Emmaus Baptist College
- Motto: Empowering Lives for Christ. Equipping Souls for Ministry.
- Type: Private college
- Established: 1954
- Affiliations: American Baptist Association of Theological Schools, American Baptist Association
- Religious affiliation: Baptist
- President: Danny S. Jones
- Provost: Temple Meek
- Dean: Kerry Beaty
- Location: Brandon, Florida, United States
- Campus: Urban;
- Website: https://www.emmausbaptistcollege.org

= Emmaus Baptist College =

Private Baptist college in Brandon, Florida

Emmaus Baptist College is a private Landmark Missionary Baptist college in Brandon, Florida. Its focus is primarily religious with degrees in ministry and education.

==History==
The college was founded in 1954 as the Florida Baptist Institute and Seminary in Auburndale, Florida. Albert Garner served as President from 1954 to 1970. In 1957 the college moved to Lakeland, Florida, to a facility on West Olive Street overlooking Lake Beulah.
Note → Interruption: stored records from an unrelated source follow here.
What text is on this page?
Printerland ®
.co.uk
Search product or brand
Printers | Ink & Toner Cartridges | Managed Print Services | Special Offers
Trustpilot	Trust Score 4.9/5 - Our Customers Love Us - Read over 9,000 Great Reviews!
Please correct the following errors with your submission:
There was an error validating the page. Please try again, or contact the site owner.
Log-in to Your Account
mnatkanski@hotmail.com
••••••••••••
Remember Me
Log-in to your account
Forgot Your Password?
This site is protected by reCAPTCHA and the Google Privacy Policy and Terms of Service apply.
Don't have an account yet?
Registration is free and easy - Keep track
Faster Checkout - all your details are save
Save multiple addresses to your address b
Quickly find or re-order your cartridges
The campus was centered around a circular building designed by Jacksonville architect Caleb L. Kelly, Jr.

In 1989 the college moved to Brandon. The name was changed to Emmaus Baptist College after the death of Dr. Garner in 2007.
===Publications===
Emmaus Baptist College has two periodical publications containing theological articles, news and ministry reports, and college announcements: The Baptist Anchor, a magazine that has been in print since 1946, and The Emmaus Chronicle, an online news journal.
===Segregation===
The college published two books authored by President Garner advocating segregation, The Racial Issue "is God a God of Segregation?" in 1959 and Missionary Baptists and the Civil Rights and Segregation Issue 1954-1964 in 1964. In 1963, Garner discussed racial integration with President John F. Kennedy, expressing his fear that integration would lead to marriage between races, stating that "We have deep moral and religious convictions that integration of the races is wrong and should be resisted." He also expounded before the Judiciary Committee of the US House of Representatives "that Federal efforts to force integration as a new social pattern of life is morally wrong, unChristian, and in conflict with the word and will of God as well as historic Christianity" in 1963.

==Campus==
The ten-acre campus consists of more than a dozen buildings, including a chapel, two educational buildings, several residences and four dormitories.